What knowledge have you gained with regards to these three themes you
have identified?
1 Nucleic Acids
2 Thermodynamics
3 Photosynthesis
Nucleic Acids
Nucleic Acids can be related to most thing in biochemistry. They are very important and crucial for life. Nucleic Acids, RNA and DNA can be seen as storing units in the body for our hereditary information. DNA is composed of complementary bases such as A, G, C, T and RNA is composed of A, U, C, and T as complementary bases. RNA is helpful in that it helps the ribosome to translate the information in DNA into a protein. Nucleotides are made up of sugar-phosphate backbones, which they share, and their bases. There are only twenty amino acids that make up the sequences in our body, which can be very surprising. Nucleotide polymers join together to the monomer units by using oxygen on the phosophate, and a hydroxyl group on the sugar. Its really interesting to learn so much about nucleic acids and their role in replication, yet these simple nucleic acids are so essential and important to the body to produce every day functions.
Thermodynamics
This deals with the realtionship and converstions between heat and energy production. Almost anything that has to do with science can be connected to thermodynamics. Metabolic pathways that are occuring in the human body are using and producing energy. Energy production produces heat. For example, when going for a run your body is using and burning energy, where your muscles then give off heat. In past science classes the laws of thermodynamics which were are laws in which govern the conversion of energy from one form of energy to another, the direction in which heat will flow, and the availability of energy to do work, for example the entropy of a closed system increases with time. Biological thermodynamics is the energy production in and between living organisms, structures and cells and the chemical reactions that allow these processes to take place. For example, the process of translation and transcription of genes require energy but is necessary for specific phenotypic traits and their functions to be expressed. Also the third law of thermodynamics was used alot in this biochemistry course, using Gibbs Free Energy, G= H-TS. Where H is enthalpy, T is temperature and S is entropy. Biological thermodynamics can be related to almost every chapter we have gone over in Microbiology and in any other science class taken in the past because there is always a necessity and production of heat, power and energy when talking about living things.
Photosynthesis
Only occurs in plant cells, in the plant leaves specifically.

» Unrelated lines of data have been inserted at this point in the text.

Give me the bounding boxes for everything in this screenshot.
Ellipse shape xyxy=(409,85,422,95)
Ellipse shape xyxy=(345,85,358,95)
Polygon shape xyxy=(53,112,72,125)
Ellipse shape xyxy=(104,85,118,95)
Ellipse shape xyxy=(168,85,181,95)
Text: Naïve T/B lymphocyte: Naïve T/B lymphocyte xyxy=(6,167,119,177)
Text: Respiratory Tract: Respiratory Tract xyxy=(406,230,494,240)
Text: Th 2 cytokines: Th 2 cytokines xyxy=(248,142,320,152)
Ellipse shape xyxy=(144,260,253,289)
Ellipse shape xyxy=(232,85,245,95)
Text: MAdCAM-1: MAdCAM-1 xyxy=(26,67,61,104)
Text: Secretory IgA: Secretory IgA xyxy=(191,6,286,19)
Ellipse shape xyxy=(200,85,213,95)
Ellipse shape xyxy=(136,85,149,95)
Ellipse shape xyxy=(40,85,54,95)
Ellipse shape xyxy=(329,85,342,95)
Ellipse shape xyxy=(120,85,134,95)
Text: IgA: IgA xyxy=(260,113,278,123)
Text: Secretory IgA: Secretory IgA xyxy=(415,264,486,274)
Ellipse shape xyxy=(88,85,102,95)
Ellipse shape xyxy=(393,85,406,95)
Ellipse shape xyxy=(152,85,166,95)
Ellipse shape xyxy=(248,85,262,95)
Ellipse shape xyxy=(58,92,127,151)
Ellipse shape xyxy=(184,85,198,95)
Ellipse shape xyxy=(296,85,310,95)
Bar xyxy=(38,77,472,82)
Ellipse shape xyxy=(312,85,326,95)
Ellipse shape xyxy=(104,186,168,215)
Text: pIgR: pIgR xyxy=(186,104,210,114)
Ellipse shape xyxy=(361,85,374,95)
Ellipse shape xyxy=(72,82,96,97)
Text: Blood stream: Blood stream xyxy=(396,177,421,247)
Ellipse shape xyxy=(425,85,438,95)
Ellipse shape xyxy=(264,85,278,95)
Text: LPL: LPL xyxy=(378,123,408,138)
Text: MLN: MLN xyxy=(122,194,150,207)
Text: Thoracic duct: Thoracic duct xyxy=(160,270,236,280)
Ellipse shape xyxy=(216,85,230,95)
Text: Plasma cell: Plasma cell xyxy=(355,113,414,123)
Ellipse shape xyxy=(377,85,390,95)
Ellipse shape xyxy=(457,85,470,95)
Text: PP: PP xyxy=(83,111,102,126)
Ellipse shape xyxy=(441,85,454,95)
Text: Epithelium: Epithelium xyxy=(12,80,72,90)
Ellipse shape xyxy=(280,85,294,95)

This is a way that plants obtain energy, by sunlight. Though, interestingly enough, very few algae can utilize sunlight for energy. Photosynthesis is the process of converting light energy to chemical energy for the cell to utilize it and/or store it in the bonds of sugar. Plants need not only sunlight but CO2 and H2O, to make sugar. From biochemistry I not only understand photosynthesis better but I understand the differences between plant cells, animal cells and bacterial cells. This process takes place in the chloroplasts of the plant cells, using chlorophyll, which is the green pigment that is involved in photosynthesis. Being able to physically see the differences in their structures and better understand their functions helps to give a better understanding of why plants need photosynthesis to occur. For example, if you have to distinguish a picture of an animal cell from a plant cell, being able to recognize the chloroplasts, like in class, helps to justify that is is a plant cell because animal cells do not have chloroplasts.